The returned data.frame has one row per ordinance with the original text, the date, the URL/ID, and one 0/1 column per category.

Filter by date range and document type

# Resolutions only, between two dates:
results <- classify(
  source     = "city_san_francisco",
  doc_type   = "resolution",
  since      = "2024-06-01",
  until      = "2024-12-31",
  n          = 200L,
  categories = c("Climate", "Housing", "Transportation",
                 "Police accountability", "Other"),
  api_key    = Sys.getenv("OPENAI_API_KEY")
)

Classify your own policy text

If you have policy documents not in the registered sources (state legislation, agency rules, advocacy white papers), pass them as input_data:

results <- classify(
  input_data       = df$bill_text,
  document_context = "California state Senate bills, 2024 session",
  categories       = c("Housing", "Public Safety", "Education",
                       "Healthcare", "Environment", "Other"),
  api_key          = Sys.getenv("OPENAI_API_KEY"),
  user_model       = "gpt-4o-mini"
)

document_context is cat.pol’s analog of cat.survey’s survey_question — it gives the model framing for the documents being analyzed.

Summarize before classifying

Long ordinances (10–20k words) can blow past context limits and cost a lot in tokens. Summarize first, then classify the summaries:

summaries <- summarize(
  source     = "city_san_diego",
  doc_type   = "ordinance",
  since      = "2024-01-01",
  n          = 50L,
  format     = "paragraph",
  tone       = "eli5",                       # plain-language summary
  api_key    = Sys.getenv("OPENAI_API_KEY"),
  user_model = "gpt-4o-mini"
)

results <- classify(
  input_data = summaries$summary,
  categories = c("Housing", "Public Safety", "Finance", "Other"),
  api_key    = Sys.getenv("OPENAI_API_KEY")
)

The tone parameter is specific to cat.pol::summarize(); options include "eli5" (plain language), "neutral" (technical), and "academic" (formal).

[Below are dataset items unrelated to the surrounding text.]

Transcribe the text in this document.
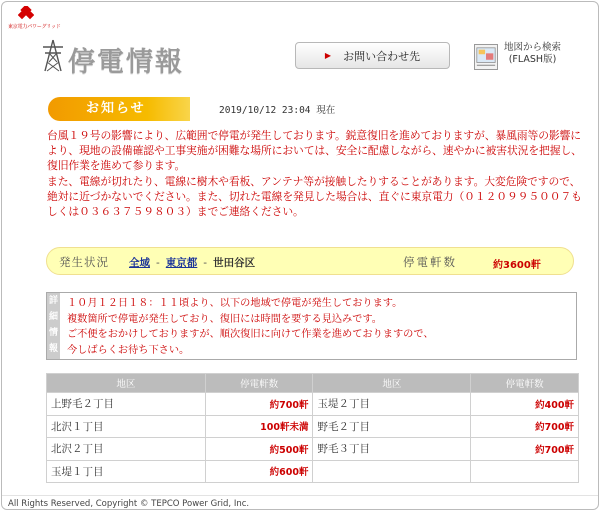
東京電力パワーグリッド
停電情報	▶ お問い合わせ先
地図から検索
(FLASH版)
お知らせ	2019/10/12 23:04 現在

台風１９号の影響により、広範囲で停電が発生しております。鋭意復旧を進めておりますが、暴風雨等の影響により、現地の設備確認や工事実施が困難な場所においては、安全に配慮しながら、速やかに被害状況を把握し、復旧作業を進めて参ります。

また、電線が切れたり、電線に樹木や看板、アンテナ等が接触したりすることがあります。大変危険ですので、絶対に近づかないでください。また、切れた電線を発見した場合は、直ぐに東京電力（０１２０９９５００７もしくは０３６３７５９８０３）までご連絡ください。

発生状況 全域 - 東京都 - 世田谷区	停電軒数	約3600軒
詳
細
情
報
１０月１２日１８：１１頃より、以下の地域で停電が発生しております。
複数箇所で停電が発生しており、復旧には時間を要する見込みです。
ご不便をおかけしておりますが、順次復旧に向けて作業を進めておりますので、
今しばらくお待ち下さい。
地区	停電軒数	地区	停電軒数
上野毛２丁目	約700軒	玉堤２丁目	約400軒
北沢１丁目	100軒未満	野毛２丁目	約700軒
北沢２丁目	約500軒	野毛３丁目	約700軒
玉堤１丁目	約600軒		
All Rights Reserved, Copyright © TEPCO Power Grid, Inc.
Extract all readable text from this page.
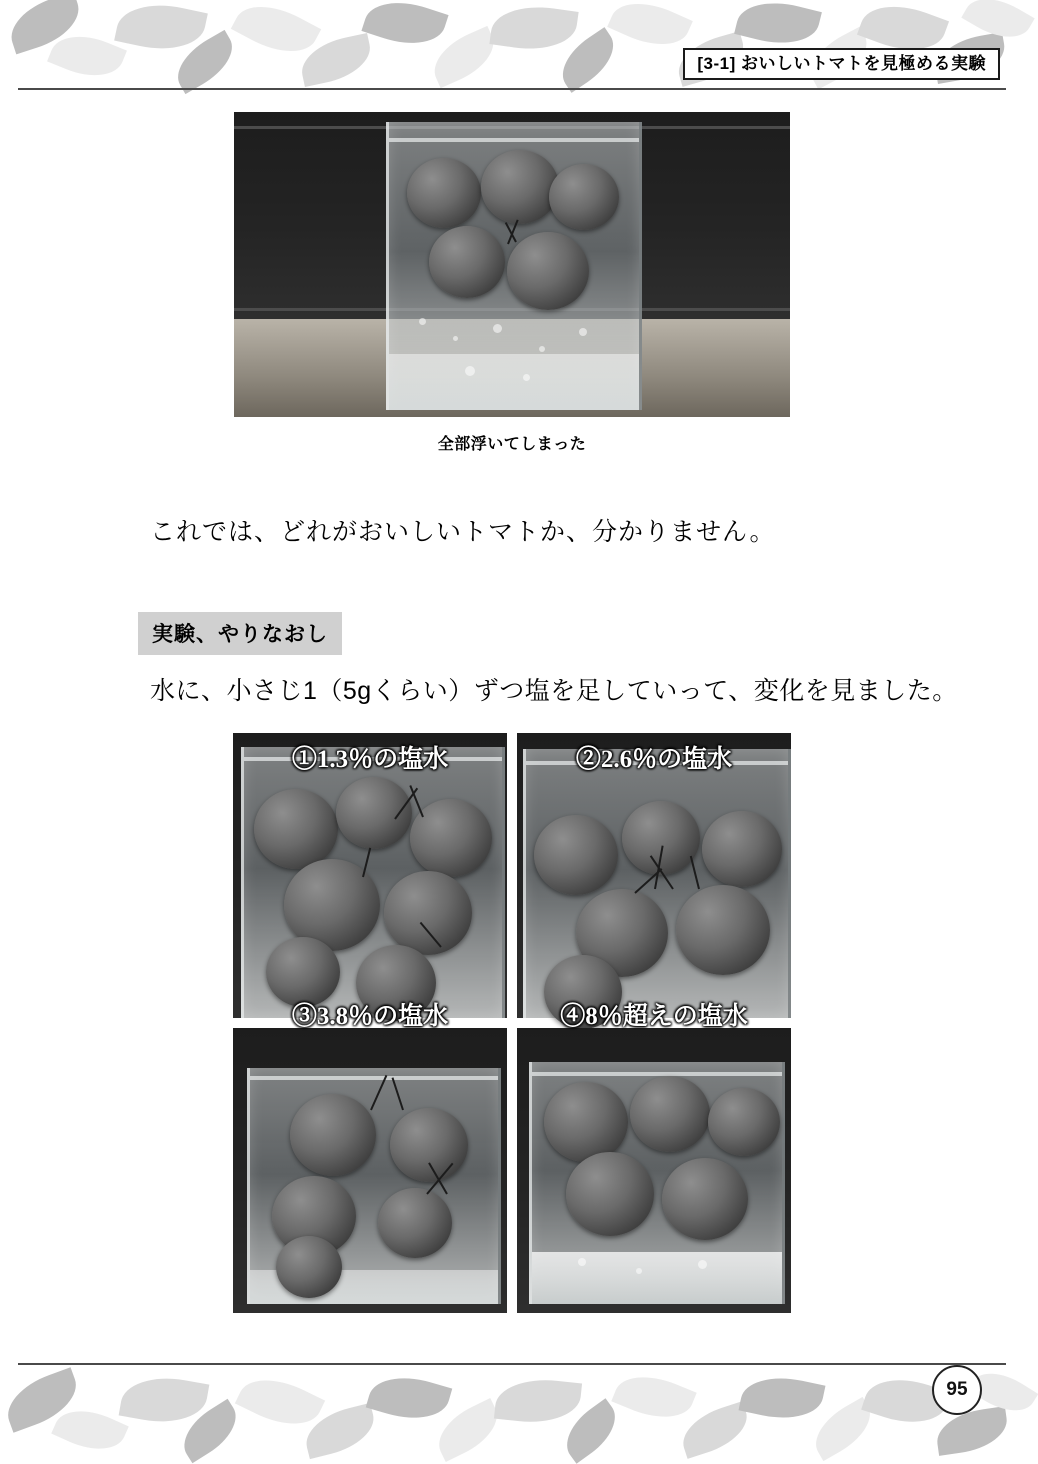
[3-1] おいしいトマトを見極める実験
全部浮いてしまった
これでは、どれがおいしいトマトか、分かりません。
実験、やりなおし
水に、小さじ1（5gくらい）ずつ塩を足していって、変化を見ました。
①1.3％の塩水	②2.6％の塩水
③3.8％の塩水	④8％超えの塩水
95
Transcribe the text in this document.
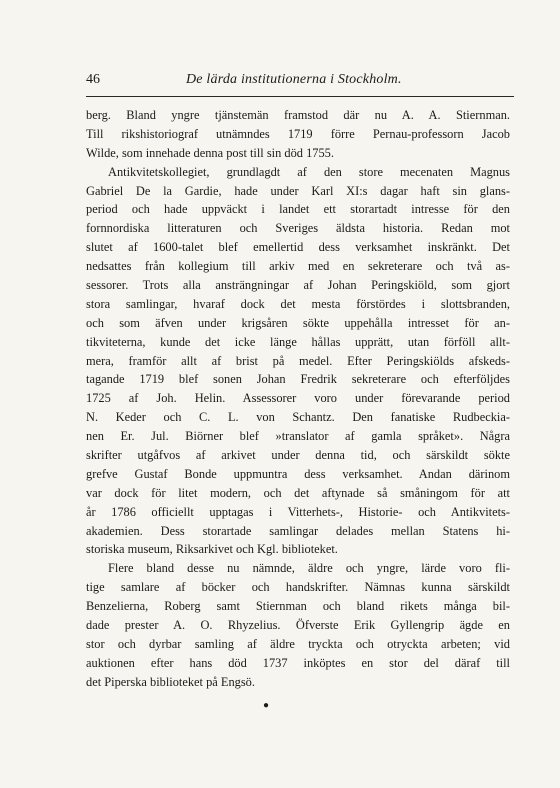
46	De lärda institutionerna i Stockholm.
berg. Bland yngre tjänstemän framstod där nu A. A. Stiernman.
Till rikshistoriograf utnämndes 1719 förre Pernau-professorn Jacob
Wilde, som innehade denna post till sin död 1755.
Antikvitetskollegiet, grundlagdt af den store mecenaten Magnus
Gabriel De la Gardie, hade under Karl XI:s dagar haft sin glans-
period och hade uppväckt i landet ett storartadt intresse för den
fornnordiska litteraturen och Sveriges äldsta historia. Redan mot
slutet af 1600-talet blef emellertid dess verksamhet inskränkt. Det
nedsattes från kollegium till arkiv med en sekreterare och två as-
sessorer. Trots alla ansträngningar af Johan Peringskiöld, som gjort
stora samlingar, hvaraf dock det mesta förstördes i slottsbranden,
och som äfven under krigsåren sökte uppehålla intresset för an-
tikviteterna, kunde det icke länge hållas upprätt, utan förföll allt-
mera, framför allt af brist på medel. Efter Peringskiölds afskeds-
tagande 1719 blef sonen Johan Fredrik sekreterare och efterföljdes
1725 af Joh. Helin. Assessorer voro under förevarande period
N. Keder och C. L. von Schantz. Den fanatiske Rudbeckia-
nen Er. Jul. Biörner blef »translator af gamla språket». Några
skrifter utgåfvos af arkivet under denna tid, och särskildt sökte
grefve Gustaf Bonde uppmuntra dess verksamhet. Andan därinom
var dock för litet modern, och det aftynade så småningom för att
år 1786 officiellt upptagas i Vitterhets-, Historie- och Antikvitets-
akademien. Dess storartade samlingar delades mellan Statens hi-
storiska museum, Riksarkivet och Kgl. biblioteket.
Flere bland desse nu nämnde, äldre och yngre, lärde voro fli-
tige samlare af böcker och handskrifter. Nämnas kunna särskildt
Benzelierna, Roberg samt Stiernman och bland rikets många bil-
dade prester A. O. Rhyzelius. Öfverste Erik Gyllengrip ägde en
stor och dyrbar samling af äldre tryckta och otryckta arbeten; vid
auktionen efter hans död 1737 inköptes en stor del däraf till
det Piperska biblioteket på Engsö.
●
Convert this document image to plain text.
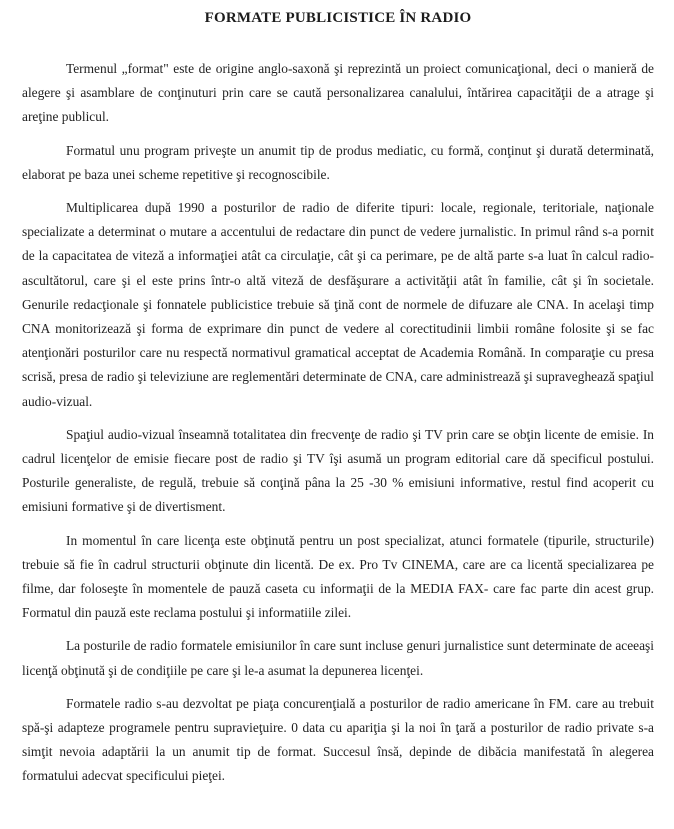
FORMATE PUBLICISTICE ÎN RADIO

Termenul „format" este de origine anglo-saxonă şi reprezintă un proiect comunicaţional, deci o manieră de alegere şi asamblare de conţinuturi prin care se caută personalizarea canalului, întărirea capacităţii de a atrage şi areţine publicul.

Formatul unu program priveşte un anumit tip de produs mediatic, cu formă, conţinut şi durată determinată, elaborat pe baza unei scheme repetitive şi recognoscibile.

Multiplicarea după 1990 a posturilor de radio de diferite tipuri: locale, regionale, teritoriale, naţionale specializate a determinat o mutare a accentului de redactare din punct de vedere jurnalistic. In primul rând s-a pornit de la capacitatea de viteză a informaţiei atât ca circulaţie, cât şi ca perimare, pe de altă parte s-a luat în calcul radio-ascultătorul, care şi el este prins într-o altă viteză de desfăşurare a activităţii atât în familie, cât şi în societale. Genurile redacţionale şi fonnatele publicistice trebuie să ţină cont de normele de difuzare ale CNA. In acelaşi timp CNA monitorizează şi forma de exprimare din punct de vedere al corectitudinii limbii române folosite şi se fac atenţionări posturilor care nu respectă normativul gramatical acceptat de Academia Română. In comparaţie cu presa scrisă, presa de radio şi televiziune are reglementări determinate de CNA, care administrează şi supraveghează spaţiul audio-vizual.

Spaţiul audio-vizual înseamnă totalitatea din frecvenţe de radio şi TV prin care se obţin licente de emisie. In cadrul licenţelor de emisie fiecare post de radio şi TV îşi asumă un program editorial care dă specificul postului. Posturile generaliste, de regulă, trebuie să conţină pâna la 25 -30 % emisiuni informative, restul find acoperit cu emisiuni formative şi de divertisment.

In momentul în care licenţa este obţinută pentru un post specializat, atunci formatele (tipurile, structurile) trebuie să fie în cadrul structurii obţinute din licentă. De ex. Pro Tv CINEMA, care are ca licentă specializarea pe filme, dar foloseşte în momentele de pauză caseta cu informaţii de la MEDIA FAX- care fac parte din acest grup. Formatul din pauză este reclama postului şi informatiile zilei.

La posturile de radio formatele emisiunilor în care sunt incluse genuri jurnalistice sunt determinate de aceeaşi licenţă obţinută şi de condiţiile pe care şi le-a asumat la depunerea licenţei.

Formatele radio s-au dezvoltat pe piaţa concurenţială a posturilor de radio americane în FM. care au trebuit spă-şi adapteze programele pentru supravieţuire. 0 data cu apariţia şi la noi în ţară a posturilor de radio private s-a simţit nevoia adaptării la un anumit tip de format. Succesul însă, depinde de dibăcia manifestată în alegerea formatului adecvat specificului pieţei.
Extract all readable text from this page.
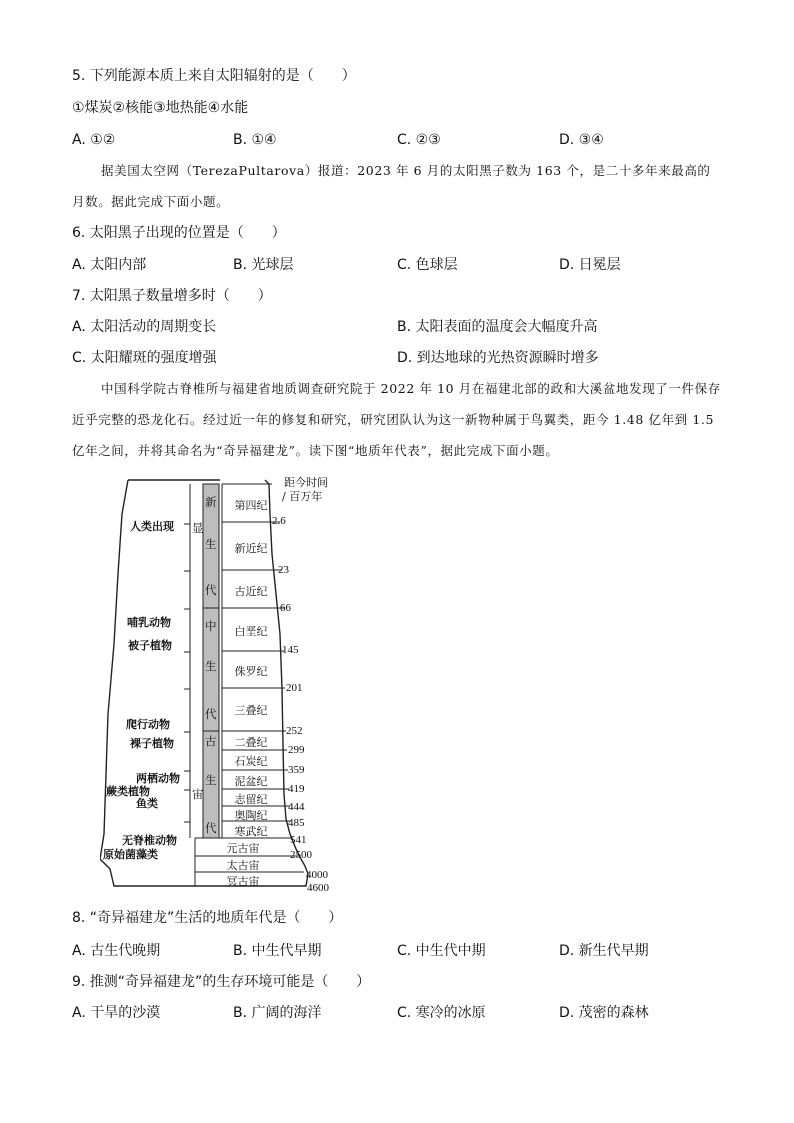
5. 下列能源本质上来自太阳辐射的是（　　）
①煤炭②核能③地热能④水能
A. ①②	B. ①④	C. ②③	D. ③④
据美国太空网（TerezaPultarova）报道：2023 年 6 月的太阳黑子数为 163 个，是二十多年来最高的月数。据此完成下面小题。
6. 太阳黑子出现的位置是（　　）
A. 太阳内部	B. 光球层	C. 色球层	D. 日冕层
7. 太阳黑子数量增多时（　　）
A. 太阳活动的周期变长	B. 太阳表面的温度会大幅度升高
C. 太阳耀斑的强度增强	D. 到达地球的光热资源瞬时增多
中国科学院古脊椎所与福建省地质调查研究院于 2022 年 10 月在福建北部的政和大溪盆地发现了一件保存近乎完整的恐龙化石。经过近一年的修复和研究，研究团队认为这一新物种属于鸟翼类，距今 1.48 亿年到 1.5 亿年之间，并将其命名为“奇异福建龙”。读下图“地质年代表”，据此完成下面小题。
距今时间
/ 百万年
显
宙
新
生
代
中
生
代
古
生
代
第四纪
新近纪
古近纪
白垩纪
侏罗纪
三叠纪
二叠纪
石炭纪
泥盆纪
志留纪
奥陶纪
寒武纪
元古宙
太古宙
冥古宙
2.6
23
66
145
201
252
299
359
419
444
485
541
2500
4000
4600
人类出现
哺乳动物
被子植物
爬行动物
裸子植物
两栖动物
蕨类植物
鱼类
无脊椎动物
原始菌藻类
8. “奇异福建龙”生活的地质年代是（　　）
A. 古生代晚期	B. 中生代早期	C. 中生代中期	D. 新生代早期
9. 推测“奇异福建龙”的生存环境可能是（　　）
A. 干旱的沙漠	B. 广阔的海洋	C. 寒冷的冰原	D. 茂密的森林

Useful for downstream readability or for generating press-friendly summaries alongside the analytic classification.

Tips for political-text work

  1. Be specific about category boundaries. Policy domains overlap — a housing ordinance might also touch finance and zoning. Either use multi-label (default) or write categories with explicit exclusion criteria.
  2. Watch for ideological priors. LLMs have political biases. For research where the political lean of the classifier matters, use a multi-model ensemble (see the meta-package vignette, vignette("getting-started", "cat.llm")).
  3. Cite the data source. Each source= value corresponds to a public HuggingFace dataset that has its own preferred citation.